Money, Power & Poverty - HIS 503

Available to: Grades 9 – 12
Prerequisite: None
Credits: 2 (1 trimester)

Are you feeling you lack global knowledge? Who is really running things? Is the world heading for financial chaos? Find out in Money, Power and Poverty, and an introduction to the global economy in the 21st century. This student-centered class is discussion based and involves active participation. Topics include the World Bank, International Monetary Fund, the Emergence of the World Trade Organization, the semantics of the North American Free Trade Agreement and other regional trading blocs. The focus will be on global financial and governmental situations from economics to war and poverty to peace.

Psychology - HIS 504

Available to: Grades 11 – 12
Prerequisite: None
Credits: 2 (1 trimester)

This course is for those students interested in the study of human behavior, motivation, and adjustment. It is intended to help students to understand themselves and others. A student selecting Psychology should enjoy independent study, reading, participating in debates on issues, and be intensely interested in and curious about the forces that influence human behavior. Special focus is on the major theorists in psychology, methods of communication, development of masculinity and femininity, interpersonal relationships, and social attitudes.

Sociology - HIS 505

Available to: Grades 11 – 12
Prerequisite: None
Credits: 2 (1 trimester)

This course studies the interaction of people in groups, people as they exist within their institutions and cultures, and their behavior and attitudes in relation to current social problems.
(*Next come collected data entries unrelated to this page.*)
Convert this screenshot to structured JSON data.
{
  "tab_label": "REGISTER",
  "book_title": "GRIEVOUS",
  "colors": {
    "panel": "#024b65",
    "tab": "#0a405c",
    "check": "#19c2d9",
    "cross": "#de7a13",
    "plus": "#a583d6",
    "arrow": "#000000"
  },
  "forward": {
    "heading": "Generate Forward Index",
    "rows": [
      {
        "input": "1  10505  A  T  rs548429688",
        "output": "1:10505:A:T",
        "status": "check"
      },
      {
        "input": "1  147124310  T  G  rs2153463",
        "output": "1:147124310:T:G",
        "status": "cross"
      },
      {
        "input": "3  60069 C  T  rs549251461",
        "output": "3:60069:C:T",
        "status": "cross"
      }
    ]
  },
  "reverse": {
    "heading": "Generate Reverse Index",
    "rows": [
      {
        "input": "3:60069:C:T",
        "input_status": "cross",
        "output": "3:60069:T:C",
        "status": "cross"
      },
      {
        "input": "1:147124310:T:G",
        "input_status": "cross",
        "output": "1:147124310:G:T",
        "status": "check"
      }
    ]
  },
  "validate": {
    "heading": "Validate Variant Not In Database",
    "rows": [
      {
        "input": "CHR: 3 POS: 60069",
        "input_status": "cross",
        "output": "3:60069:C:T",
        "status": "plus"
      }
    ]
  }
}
A student electing the course should enjoy independent study, reading, and participation in debates on issues and be intensely interested and curious about the present changing world.

Street Law - HIS 502

Available to: Grades 10 – 12
Prerequisite: None
Credits: 2 (1 trimester)

This course in civil law focuses on student civil rights and personal legal responsibilities. The primary areas of study include First Amendment rights, discrimination, rights in the workplace, and legal issues involving family, housing, consumers, and negligence. Projects, role-plays, and mock trials are utilized to provide a better understanding of the legal process.

This is Africa - HIS 509

Available to: Grades 9 - 12
Prerequisite: None
Credits: 2 (1 trimester)

This course provides an in-depth look at the often misunderstood continent of Africa. While the study of African history is one component of the course, culture, geopolitics, colonial legacies, nationalist movements and currents events are also important areas of focus. What’s the real truth behind the “blood diamonds” in countries like Sierra Leone? Why doesn’t oil = prosperity in Nigeria? Why is Ethiopia, the only country to have successfully staved off European imperialism, so powerless today? Who are the heroes of modern Africa? These are just a few of the questions that will be explored in This is Africa.

World History - HIS 506

Available to: Grades 9 – 12
Prerequisite: None
Credits: 2 (1 trimester)

The range of time addressed by World History is 1450 to the present day. With a primarily non-western approach to history, students will gain a greater understanding of the world around them by studying the major civilizations, individuals, and events that have shaped humanity into what it is today. A sampling of the topics that will be examined include Suleiman the Magnificent and the zenith of the Ottoman Empire, the Taj Mahal and other cultural impacts of the Mughal Empire in India, Samurai warrior culture in Japan, “Che” Guevara and the Cuban Revolution, and Ayatollah Khomeni and the Iranian Revolution.